In this book, Sowell points out that he was a high school dropout, yet ended up getting his PhD. If you look at the Wikipedia article on him, you can see why. Born as a Black in the Deep South to a poor family, he succeeded in life. Like a lot of people who are able to succeed despite handicaps, he evinces a philosophy of do-it-yourself and go-it-alone. That is admirable. But in reality, as a social species, our best successes come from our cooperation.
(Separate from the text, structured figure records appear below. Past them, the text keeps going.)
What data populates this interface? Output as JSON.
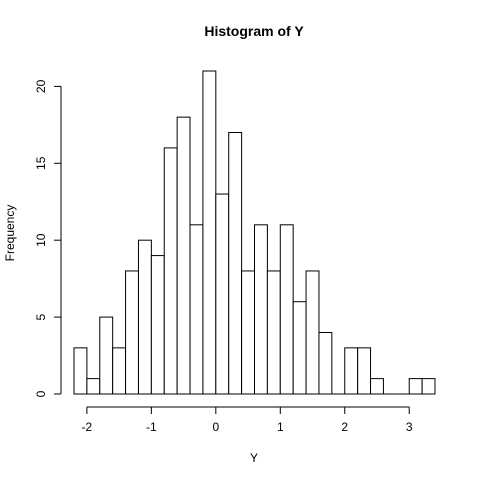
{
  "chart_data": {
    "type": "bar",
    "title": "Histogram of Y",
    "xlabel": "Y",
    "ylabel": "Frequency",
    "bin_width": 0.2,
    "bins": [
      {
        "start": -2.2,
        "end": -2.0,
        "count": 3
      },
      {
        "start": -2.0,
        "end": -1.8,
        "count": 1
      },
      {
        "start": -1.8,
        "end": -1.6,
        "count": 5
      },
      {
        "start": -1.6,
        "end": -1.4,
        "count": 3
      },
      {
        "start": -1.4,
        "end": -1.2,
        "count": 8
      },
      {
        "start": -1.2,
        "end": -1.0,
        "count": 10
      },
      {
        "start": -1.0,
        "end": -0.8,
        "count": 9
      },
      {
        "start": -0.8,
        "end": -0.6,
        "count": 16
      },
      {
        "start": -0.6,
        "end": -0.4,
        "count": 18
      },
      {
        "start": -0.4,
        "end": -0.2,
        "count": 11
      },
      {
        "start": -0.2,
        "end": 0.0,
        "count": 21
      },
      {
        "start": 0.0,
        "end": 0.2,
        "count": 13
      },
      {
        "start": 0.2,
        "end": 0.4,
        "count": 17
      },
      {
        "start": 0.4,
        "end": 0.6,
        "count": 8
      },
      {
        "start": 0.6,
        "end": 0.8,
        "count": 11
      },
      {
        "start": 0.8,
        "end": 1.0,
        "count": 8
      },
      {
        "start": 1.0,
        "end": 1.2,
        "count": 11
      },
      {
        "start": 1.2,
        "end": 1.4,
        "count": 6
      },
      {
        "start": 1.4,
        "end": 1.6,
        "count": 8
      },
      {
        "start": 1.6,
        "end": 1.8,
        "count": 4
      },
      {
        "start": 1.8,
        "end": 2.0,
        "count": 0
      },
      {
        "start": 2.0,
        "end": 2.2,
        "count": 3
      },
      {
        "start": 2.2,
        "end": 2.4,
        "count": 3
      },
      {
        "start": 2.4,
        "end": 2.6,
        "count": 1
      },
      {
        "start": 2.6,
        "end": 2.8,
        "count": 0
      },
      {
        "start": 2.8,
        "end": 3.0,
        "count": 0
      },
      {
        "start": 3.0,
        "end": 3.2,
        "count": 1
      },
      {
        "start": 3.2,
        "end": 3.4,
        "count": 1
      }
    ],
    "xlim": [
      -2.2,
      3.4
    ],
    "ylim": [
      0,
      21
    ],
    "x_ticks": [
      -2,
      -1,
      0,
      1,
      2,
      3
    ],
    "x_tick_labels": [
      "-2",
      "-1",
      "0",
      "1",
      "2",
      "3"
    ],
    "y_ticks": [
      0,
      5,
      10,
      15,
      20
    ],
    "y_tick_labels": [
      "0",
      "5",
      "10",
      "15",
      "20"
    ],
    "grid": false,
    "bar_fill": "#ffffff",
    "bar_stroke": "#000000"
  }
}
So, while I admire his grit and intelligence, I think his personal success has shaded his views too much. I agree that do-goodism and too much state welfare undermines society, but on the other hand, assistance from the state in terms of education, a sound economy, an infrastructure that lets you find a good job and freely move to take advantage of that job are not things that a libertarian appreciates enough. They are right to stress individual iniative (the "pluck" factor) but they are weak on seeing the taking-a-village-to-raise-a-child side of things (what I would call the "luck" factor, as in, if you are lucky enough to be born in a rich democracy then you can succeed, but genius and pluck in a dirt poor, vicious society won't get you too far unless you are a sociopath).